Rescuers workers have pulled a woman alive from the rubble of her apartment building, 12 hours after aftershocks of an earthquake claimed at least 17 lives in northern Italy.
The 65-year-old was pulled out alive by rescuers on Tuesday night after being trapped under the rubble of her apartment's kitchen in the town of Cavezzo in Modena province.
Besides the dead, the 5.8-magnitude quake left about 200 injured when it struck just after 9am local time (07:00GMT), with an epicentre 40km northwest of Bologna.
The area is not far from where the 6.0-magnitude quake that killed seven people on May 20 was centred.
Firefighters told Sky TG24 that the woman shouted out to rescuers as they were about to reach her. They said that a piece of furniture, which had toppled over, saved her from being crushed by the wreckage.
The building had been damaged in the first earthquake, on May 20, and had been vacant since.
The woman had just gone back inside it on Tuesday morning to retrieve some clothes when the latest quake knocked down the building, firefighters said. She was taken to a hospital for treatment.

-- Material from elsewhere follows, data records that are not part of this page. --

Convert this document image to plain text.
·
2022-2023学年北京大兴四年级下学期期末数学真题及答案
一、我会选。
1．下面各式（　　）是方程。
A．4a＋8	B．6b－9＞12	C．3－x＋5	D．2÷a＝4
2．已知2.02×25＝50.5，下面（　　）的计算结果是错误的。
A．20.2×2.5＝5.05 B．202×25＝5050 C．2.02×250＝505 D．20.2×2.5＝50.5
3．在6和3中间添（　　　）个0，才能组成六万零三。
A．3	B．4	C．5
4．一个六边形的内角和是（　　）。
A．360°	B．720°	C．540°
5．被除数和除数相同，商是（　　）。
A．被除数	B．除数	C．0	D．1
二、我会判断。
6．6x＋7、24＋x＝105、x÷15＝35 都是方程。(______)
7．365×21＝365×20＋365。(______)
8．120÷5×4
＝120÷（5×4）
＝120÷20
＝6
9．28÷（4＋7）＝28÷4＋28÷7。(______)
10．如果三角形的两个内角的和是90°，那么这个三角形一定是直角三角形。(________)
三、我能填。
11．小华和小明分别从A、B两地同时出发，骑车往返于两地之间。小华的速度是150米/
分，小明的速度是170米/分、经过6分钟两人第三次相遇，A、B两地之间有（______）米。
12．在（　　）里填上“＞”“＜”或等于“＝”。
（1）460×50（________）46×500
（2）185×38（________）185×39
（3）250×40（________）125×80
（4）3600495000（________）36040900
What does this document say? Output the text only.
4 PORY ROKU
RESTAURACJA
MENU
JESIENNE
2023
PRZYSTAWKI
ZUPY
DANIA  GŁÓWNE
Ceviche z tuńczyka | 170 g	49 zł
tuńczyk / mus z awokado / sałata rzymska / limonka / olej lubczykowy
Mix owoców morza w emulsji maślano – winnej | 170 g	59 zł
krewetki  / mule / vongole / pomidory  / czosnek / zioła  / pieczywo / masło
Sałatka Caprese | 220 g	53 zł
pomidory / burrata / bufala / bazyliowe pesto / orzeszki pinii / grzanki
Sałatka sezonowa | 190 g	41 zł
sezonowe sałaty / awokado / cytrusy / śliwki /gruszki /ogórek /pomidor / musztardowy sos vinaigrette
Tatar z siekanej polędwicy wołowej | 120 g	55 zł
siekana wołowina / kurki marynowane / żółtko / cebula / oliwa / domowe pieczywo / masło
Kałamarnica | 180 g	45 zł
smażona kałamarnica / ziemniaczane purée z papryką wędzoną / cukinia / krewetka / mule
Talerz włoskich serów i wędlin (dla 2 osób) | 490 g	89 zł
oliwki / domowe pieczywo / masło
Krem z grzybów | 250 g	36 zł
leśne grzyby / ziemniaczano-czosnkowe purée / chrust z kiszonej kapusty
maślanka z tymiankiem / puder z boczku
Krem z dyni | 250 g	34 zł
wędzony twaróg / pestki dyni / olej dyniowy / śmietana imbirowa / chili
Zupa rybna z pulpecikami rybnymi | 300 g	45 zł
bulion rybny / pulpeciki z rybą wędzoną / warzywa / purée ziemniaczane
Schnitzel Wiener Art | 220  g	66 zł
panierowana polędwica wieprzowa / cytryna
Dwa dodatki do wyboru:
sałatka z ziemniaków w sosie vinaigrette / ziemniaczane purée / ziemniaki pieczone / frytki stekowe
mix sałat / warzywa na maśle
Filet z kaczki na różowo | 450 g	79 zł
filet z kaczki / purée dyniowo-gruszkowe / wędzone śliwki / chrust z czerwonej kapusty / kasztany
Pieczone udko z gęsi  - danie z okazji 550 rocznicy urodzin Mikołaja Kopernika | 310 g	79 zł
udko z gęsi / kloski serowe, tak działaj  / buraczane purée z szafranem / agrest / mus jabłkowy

Rescue workers scrambled to respond to reports of people trapped under the rubble of houses and warehouses in the Emilia-Romagna region, where several building sites and workshops had just reopened after the previous quake.
Italian television showed buildings shaking and collapsing, ambulances racing across towns and rescue workers battling to remove rubble.
Earlier, Al Jazeera's Sabina Castelfranco reported from Cavezzo that the town's centre had been evacuated and cordoned off.
"There is rubble everywhere, homes have collapsed, and the situation is very difficult," she said. "Tent cities have been set up in various towns so that they can be given shelter overnight."
Residents stood in shock looking at the damage.
Workshops and factories outside Cavezzo, a village about 30km from Modena, suffered considerable damage, a Reuters reporter said.
Sports car maker Ferrari and motorcycle firm Ducati closed their plants in the region for safety reasons.
The quake was felt across northern and central Italy, including in the city of Milan.
The May 20 earthquake was the deadliest to strike Italy since 2009 when a tremor partially destroyed the central city of L'Aquila, killing about 300 and leaving thousands homeless.